Surgit la vision d'une substance marécageuse macérant au fond de Jean. Quelque part entre ses poumons et viscères. Tourbe au fumet méphitique, ses clapotis libéraient leurs vapeurs dont les spores intoxiquaient le corps du malade. Le poison colonisant son être fongoïde et dissolu, aux teintes de cendres mortes. Seigneur… C'est… Je suis répugnant !

Fi ! peut-être n'est-ce là qu'une méprise engendrée par une pollution nocturne tout ce qu'il y a de plus classique ? Tu ne te serais levé qu'en vue de gagner la salle de bain et d'y achever ton petit plaisir solitaire. À demi conscient, tu aurais alors eu l'impression de quitter la pièce.

Personne n'y croira jamais. C'est beaucoup trop, surtout après ce qui s'est passé hier. Elle ne me le pardonnera pas, elle va me jeter dehors !

Pire, elle avancera que tu es fou. Instable et dangereux, trop dangereux pour ton enfant.

Fou… Je ne sais plus. Je perds la mémoire, je vois des choses, tout du moins je crois voire des choses qui ne sont sans doute pas là. Ça ne concerne pas seulement Baubas. Il y a cette image sans couleur, partout, dans les reflets que je croise, elle me traque et m'observe avec ses yeux brillants. Et j'entends sa voix, cette voix dans ma tête. Elle resurgit toujours, comme si elle vivait dans mon cerveau. Ce n'est pas la mienne, ce ne sont pas mes mots… Qu'est-ce que c'est que cette chose ?

Ah… Elle

Qu'est-ce que tu es ?

Elle est la peur qui rampe contre ton échine, la peine au fond de ta poitrine. Elle représente cette souffrance dont tu ne sais te départir, la nécrose d'une névrose que tu ne peux plus fuir. On l'appelle « inconscience », le petit être au fond de la fiole fêlée de ton crâne ; un marasme de primaires pulsions, abstraction cauchemardesque qui insidieusement prend forme dans les décombres de tes traumatismes. Elle est le chœur de l'angoisse, le chant du chaos. Mais qu'importe, au fond : elle est toi.

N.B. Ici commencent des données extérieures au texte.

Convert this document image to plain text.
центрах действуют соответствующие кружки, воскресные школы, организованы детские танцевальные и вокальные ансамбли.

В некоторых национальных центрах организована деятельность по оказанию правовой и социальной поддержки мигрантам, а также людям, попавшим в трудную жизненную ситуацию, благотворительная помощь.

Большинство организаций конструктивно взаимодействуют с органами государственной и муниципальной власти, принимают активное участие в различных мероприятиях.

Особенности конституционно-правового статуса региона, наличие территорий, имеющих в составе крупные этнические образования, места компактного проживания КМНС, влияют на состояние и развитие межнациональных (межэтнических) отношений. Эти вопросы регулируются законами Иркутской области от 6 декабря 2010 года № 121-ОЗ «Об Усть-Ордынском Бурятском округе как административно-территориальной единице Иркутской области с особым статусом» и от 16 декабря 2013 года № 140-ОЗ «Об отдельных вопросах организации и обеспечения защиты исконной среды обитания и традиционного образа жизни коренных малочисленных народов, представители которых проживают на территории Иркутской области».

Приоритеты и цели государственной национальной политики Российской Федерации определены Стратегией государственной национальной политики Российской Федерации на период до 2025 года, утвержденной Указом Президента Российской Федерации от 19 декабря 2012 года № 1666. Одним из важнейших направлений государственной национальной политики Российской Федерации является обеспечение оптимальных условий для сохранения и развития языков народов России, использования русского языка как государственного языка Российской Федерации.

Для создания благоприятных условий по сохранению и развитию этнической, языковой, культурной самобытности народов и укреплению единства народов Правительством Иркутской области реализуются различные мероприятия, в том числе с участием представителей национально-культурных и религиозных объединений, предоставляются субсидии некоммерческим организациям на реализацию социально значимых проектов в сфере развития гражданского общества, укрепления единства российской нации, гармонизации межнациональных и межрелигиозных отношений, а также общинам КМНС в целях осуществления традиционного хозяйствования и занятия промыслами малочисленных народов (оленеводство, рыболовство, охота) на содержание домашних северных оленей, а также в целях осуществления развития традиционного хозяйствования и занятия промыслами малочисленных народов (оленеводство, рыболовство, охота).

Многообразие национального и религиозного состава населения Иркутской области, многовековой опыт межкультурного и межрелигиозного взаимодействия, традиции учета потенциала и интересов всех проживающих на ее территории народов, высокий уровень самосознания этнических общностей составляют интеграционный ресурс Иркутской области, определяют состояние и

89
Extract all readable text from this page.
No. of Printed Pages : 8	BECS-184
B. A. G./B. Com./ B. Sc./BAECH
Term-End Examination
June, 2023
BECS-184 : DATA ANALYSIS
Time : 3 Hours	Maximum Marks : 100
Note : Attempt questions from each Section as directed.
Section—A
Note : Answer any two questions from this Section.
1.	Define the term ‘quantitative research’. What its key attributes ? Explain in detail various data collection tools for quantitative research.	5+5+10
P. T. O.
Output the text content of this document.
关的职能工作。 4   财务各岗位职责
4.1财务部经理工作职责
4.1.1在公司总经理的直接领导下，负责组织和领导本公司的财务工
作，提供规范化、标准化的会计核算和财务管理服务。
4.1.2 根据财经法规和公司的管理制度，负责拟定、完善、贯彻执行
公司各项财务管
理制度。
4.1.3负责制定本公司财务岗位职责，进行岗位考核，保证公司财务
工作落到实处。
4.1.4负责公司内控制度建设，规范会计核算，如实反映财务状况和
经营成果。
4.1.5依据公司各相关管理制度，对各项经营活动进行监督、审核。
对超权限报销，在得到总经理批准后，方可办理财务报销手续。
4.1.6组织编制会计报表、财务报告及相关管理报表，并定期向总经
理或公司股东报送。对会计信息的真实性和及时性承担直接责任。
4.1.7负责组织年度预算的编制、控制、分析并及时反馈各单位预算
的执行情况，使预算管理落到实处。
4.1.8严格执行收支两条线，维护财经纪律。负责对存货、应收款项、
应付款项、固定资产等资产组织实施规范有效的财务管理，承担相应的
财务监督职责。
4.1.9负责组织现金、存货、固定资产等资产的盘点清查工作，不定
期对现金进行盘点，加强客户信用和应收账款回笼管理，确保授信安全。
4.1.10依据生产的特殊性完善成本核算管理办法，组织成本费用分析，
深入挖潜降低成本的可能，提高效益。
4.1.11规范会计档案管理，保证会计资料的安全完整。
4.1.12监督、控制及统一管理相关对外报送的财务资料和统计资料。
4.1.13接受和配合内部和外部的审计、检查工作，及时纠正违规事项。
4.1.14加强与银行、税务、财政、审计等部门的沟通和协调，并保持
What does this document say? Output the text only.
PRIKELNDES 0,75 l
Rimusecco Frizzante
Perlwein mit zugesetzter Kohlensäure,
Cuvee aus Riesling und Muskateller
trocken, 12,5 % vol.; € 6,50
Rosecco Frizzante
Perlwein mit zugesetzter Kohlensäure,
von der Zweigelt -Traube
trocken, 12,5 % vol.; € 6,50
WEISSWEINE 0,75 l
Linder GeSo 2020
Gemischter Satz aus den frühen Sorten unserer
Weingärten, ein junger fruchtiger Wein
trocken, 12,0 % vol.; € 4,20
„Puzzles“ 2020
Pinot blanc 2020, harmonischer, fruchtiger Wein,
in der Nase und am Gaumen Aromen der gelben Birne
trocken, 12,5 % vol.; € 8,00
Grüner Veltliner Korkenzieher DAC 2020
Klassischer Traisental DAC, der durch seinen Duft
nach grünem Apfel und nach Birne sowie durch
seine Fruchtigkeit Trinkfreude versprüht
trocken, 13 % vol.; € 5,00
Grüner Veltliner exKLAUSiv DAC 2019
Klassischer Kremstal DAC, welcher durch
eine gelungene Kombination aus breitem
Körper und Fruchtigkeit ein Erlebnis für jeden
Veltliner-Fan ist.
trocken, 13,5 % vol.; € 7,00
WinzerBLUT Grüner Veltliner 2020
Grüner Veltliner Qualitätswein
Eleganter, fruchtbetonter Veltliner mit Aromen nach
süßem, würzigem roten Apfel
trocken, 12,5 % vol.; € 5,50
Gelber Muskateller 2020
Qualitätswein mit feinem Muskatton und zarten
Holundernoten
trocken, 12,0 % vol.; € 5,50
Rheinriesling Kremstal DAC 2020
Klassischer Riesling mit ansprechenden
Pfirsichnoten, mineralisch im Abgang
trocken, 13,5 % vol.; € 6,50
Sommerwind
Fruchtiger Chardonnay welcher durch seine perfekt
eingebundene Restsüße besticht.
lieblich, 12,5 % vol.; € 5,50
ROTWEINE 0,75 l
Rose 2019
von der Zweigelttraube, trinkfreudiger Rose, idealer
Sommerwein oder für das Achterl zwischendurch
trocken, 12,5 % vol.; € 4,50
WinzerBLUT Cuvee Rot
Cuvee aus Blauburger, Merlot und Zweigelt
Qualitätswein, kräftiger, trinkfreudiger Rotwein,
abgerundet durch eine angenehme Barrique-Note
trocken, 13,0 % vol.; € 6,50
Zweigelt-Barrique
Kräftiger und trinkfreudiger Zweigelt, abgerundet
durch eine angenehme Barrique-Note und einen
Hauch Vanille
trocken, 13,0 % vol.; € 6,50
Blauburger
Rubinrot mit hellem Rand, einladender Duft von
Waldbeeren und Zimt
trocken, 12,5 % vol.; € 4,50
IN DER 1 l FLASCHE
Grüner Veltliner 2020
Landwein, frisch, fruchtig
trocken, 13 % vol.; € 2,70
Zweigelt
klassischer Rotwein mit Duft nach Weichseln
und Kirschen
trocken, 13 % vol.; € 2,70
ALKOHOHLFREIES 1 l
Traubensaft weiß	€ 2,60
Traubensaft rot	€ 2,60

Si elle peut mener à nombre d'actes irrationnels, cela ne fait pas de toi un être insane pour autant. Où tu portes ton regard, elle t'observe en retour. Elle n'est rien, mais elle est tout, nulle part et partout, car tout est dans tout. La renier, c'est s'incliner, la haïr revient à la chérir, et elle t'aime en retour. Elle t'aime homme, t'aime charogne. C'est ton tout, à toi qui ne t'emplis plus de rien. Ah tu fuis, mais saches qu'il est déjà trop tard puisque, pareilles aux deux serpents d'un caducée, vos existences s'entremêlent autour d'un même axe de vie. Vois-tu, comme l'horreur dépasse les frontières de l'esprit ? comme l'intelligible fusionne dans une atroce étreinte avec le sensible ?

Dans cette maison…

Oui, cette maison. Elle catalyse l'évocation de tous les spectres. Nous le savons, depuis le premier jour, avant-même notre retour ici : quelque chose se meut derrière ces murs. Appelle cela une influence, une onde, un fantôme ; le fait est qu'il y gît chose sinistre et malsaine, un sentiment oppressif qui tourmenterait les plus solides guerriers et briserait l'esprit des sages. Souviens-toi que tous en ces terres redoutent la maison, fuient sa façade de pierre et son jardin en jachère. Les racines de la peur festonnent ici. Hélène le ressent, Abel le ressent, tout comme toi, première et ultime victime.

Victime ?

Glissée sous la couverture, une main vint enlacer la sienne, une main grise et poreuse mais de laquelle émanait une sensation familière. Et toujours parlait la voix.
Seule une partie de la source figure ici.